Yes, it’s true: he was formerly the lead singer of the band Talking Heads, and beyond that he’s also had a fine, upstanding career as a solo artist. Even beyond that, though, Byrne has had a number of collaborations with a fellow by the name of Brian Eno, who you obviously know best from his 2011 appearance on The Colbert Report, but here’s a fun fact: he was also a member of the seminal ‘70s band Roxy Music and - true story - he’s also known as a producer as well as one of the key figures in the ambient music movement!

Okay, we’ve worn this joke into the ground (and then some), so let’s get to talking about the topic at hand, which is arguably the most famous musical collaboration between Byrne and Eno: 1981's My Life in the Bush of Ghosts.
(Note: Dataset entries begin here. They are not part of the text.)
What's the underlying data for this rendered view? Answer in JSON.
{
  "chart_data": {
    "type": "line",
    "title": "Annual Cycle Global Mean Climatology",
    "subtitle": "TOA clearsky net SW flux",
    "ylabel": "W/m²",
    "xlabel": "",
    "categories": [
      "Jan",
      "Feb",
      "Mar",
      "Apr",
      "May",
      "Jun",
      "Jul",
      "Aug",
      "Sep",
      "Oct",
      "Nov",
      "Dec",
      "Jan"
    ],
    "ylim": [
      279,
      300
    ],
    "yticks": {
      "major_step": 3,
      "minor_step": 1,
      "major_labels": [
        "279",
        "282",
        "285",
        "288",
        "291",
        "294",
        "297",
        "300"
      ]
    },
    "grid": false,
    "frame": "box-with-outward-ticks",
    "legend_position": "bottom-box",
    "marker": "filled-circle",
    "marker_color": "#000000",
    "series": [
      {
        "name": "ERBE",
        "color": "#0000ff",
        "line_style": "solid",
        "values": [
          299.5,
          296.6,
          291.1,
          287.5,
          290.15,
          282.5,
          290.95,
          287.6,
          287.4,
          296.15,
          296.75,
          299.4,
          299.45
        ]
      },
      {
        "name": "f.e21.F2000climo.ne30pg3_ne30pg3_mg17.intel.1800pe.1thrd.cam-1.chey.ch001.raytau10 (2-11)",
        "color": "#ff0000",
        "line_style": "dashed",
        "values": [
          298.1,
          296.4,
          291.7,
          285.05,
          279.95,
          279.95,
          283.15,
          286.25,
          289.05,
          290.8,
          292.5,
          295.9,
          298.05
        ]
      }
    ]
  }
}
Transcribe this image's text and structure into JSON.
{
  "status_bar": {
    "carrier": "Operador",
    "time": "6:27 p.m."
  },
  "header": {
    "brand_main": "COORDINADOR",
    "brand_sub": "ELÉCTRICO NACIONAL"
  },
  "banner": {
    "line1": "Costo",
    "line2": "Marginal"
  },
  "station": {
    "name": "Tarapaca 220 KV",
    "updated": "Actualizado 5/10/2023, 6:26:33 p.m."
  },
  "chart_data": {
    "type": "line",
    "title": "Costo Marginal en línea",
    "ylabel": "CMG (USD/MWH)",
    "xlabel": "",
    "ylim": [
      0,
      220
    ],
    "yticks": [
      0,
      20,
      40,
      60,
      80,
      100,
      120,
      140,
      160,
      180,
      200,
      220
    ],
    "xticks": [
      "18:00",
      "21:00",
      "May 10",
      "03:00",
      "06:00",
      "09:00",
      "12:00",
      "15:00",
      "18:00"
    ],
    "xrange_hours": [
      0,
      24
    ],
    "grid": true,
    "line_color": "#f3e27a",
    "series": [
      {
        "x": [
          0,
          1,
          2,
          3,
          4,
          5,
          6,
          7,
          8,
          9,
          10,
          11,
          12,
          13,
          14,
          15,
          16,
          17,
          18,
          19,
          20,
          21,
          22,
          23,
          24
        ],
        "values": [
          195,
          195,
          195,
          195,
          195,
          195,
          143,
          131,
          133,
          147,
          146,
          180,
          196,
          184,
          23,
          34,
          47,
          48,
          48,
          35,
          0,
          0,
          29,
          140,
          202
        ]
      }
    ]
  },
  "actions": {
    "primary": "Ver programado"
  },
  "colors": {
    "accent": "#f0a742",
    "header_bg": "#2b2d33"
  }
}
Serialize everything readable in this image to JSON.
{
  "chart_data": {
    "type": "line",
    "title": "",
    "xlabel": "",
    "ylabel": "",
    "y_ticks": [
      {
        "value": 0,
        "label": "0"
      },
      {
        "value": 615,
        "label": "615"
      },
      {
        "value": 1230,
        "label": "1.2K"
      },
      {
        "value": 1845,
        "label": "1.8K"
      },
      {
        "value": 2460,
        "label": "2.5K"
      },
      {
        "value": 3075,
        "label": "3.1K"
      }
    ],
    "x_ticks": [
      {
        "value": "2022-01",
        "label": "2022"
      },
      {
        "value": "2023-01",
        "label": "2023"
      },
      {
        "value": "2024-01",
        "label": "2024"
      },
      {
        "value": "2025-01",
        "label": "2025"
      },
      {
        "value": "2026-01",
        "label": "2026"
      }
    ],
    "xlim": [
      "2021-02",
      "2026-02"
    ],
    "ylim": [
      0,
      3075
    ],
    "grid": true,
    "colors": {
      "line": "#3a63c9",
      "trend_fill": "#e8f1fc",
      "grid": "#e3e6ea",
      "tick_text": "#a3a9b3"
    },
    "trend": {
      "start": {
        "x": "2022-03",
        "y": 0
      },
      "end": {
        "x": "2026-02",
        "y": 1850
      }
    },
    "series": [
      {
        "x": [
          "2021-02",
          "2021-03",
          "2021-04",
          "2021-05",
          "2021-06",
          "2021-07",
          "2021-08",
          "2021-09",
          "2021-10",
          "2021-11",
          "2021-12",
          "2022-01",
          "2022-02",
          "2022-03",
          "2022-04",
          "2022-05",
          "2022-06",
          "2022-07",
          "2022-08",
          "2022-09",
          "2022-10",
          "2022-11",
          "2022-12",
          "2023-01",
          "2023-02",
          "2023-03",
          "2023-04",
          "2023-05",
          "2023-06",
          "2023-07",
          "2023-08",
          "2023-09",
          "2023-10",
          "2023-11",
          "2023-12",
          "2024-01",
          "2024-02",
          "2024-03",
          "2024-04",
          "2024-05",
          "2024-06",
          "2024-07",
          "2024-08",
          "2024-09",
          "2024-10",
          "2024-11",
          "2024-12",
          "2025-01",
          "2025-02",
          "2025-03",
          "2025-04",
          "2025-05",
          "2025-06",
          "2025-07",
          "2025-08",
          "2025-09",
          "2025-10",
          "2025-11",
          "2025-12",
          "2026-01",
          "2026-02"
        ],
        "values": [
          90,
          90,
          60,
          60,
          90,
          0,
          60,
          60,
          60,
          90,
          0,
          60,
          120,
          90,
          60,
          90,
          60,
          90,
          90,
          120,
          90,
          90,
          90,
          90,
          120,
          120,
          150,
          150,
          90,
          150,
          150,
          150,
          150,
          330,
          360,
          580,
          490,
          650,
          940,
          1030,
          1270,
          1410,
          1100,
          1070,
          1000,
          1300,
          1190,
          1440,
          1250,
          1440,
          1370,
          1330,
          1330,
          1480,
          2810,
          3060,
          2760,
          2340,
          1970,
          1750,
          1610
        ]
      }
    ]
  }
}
By ’81, Eno had already produced two albums for Talking Heads - More Songs About Buildings and Food and Fear of Music – while in turn forging a solid working relationship with the members of the band. He and Byrne, however, were particularly copacetic together, and between the latter of those two Talking Heads production gigs and his third LP for the band (that would be Remain in Light), the twosome entered the studio and collaborated on a musical endeavor which Eno once described in a Sounds interview as a “vision of a psychedelic Africa.”
It’s definitely a unique LP, one which utilized sampling long before most other recording artists had embraced it as a concept by taking recordings from other sources and utilizing them as vocals on the music that Eno and Byrne had created. Given that it was such uncharted territory, there was a delay in the album’s release while every possible effort was made to secure the rights to utilize those other vocal tracks. It took a bit of doing, since you’re talking about nailing down usage of voices from radio call-in shows, but they pulled it off, and the results were remarkable.

Granted, My Life in the Bush of Ghosts might best be described as an acquired taste, one which critics generally tend to love more than typical music fan, but when Rolling Stone described the LP as “an undeniably awesome feat of tape editing and rhythmic ingenuity,” they were not wrong. Whether you walk away loving it or not, it’s definitely an album that you should hear.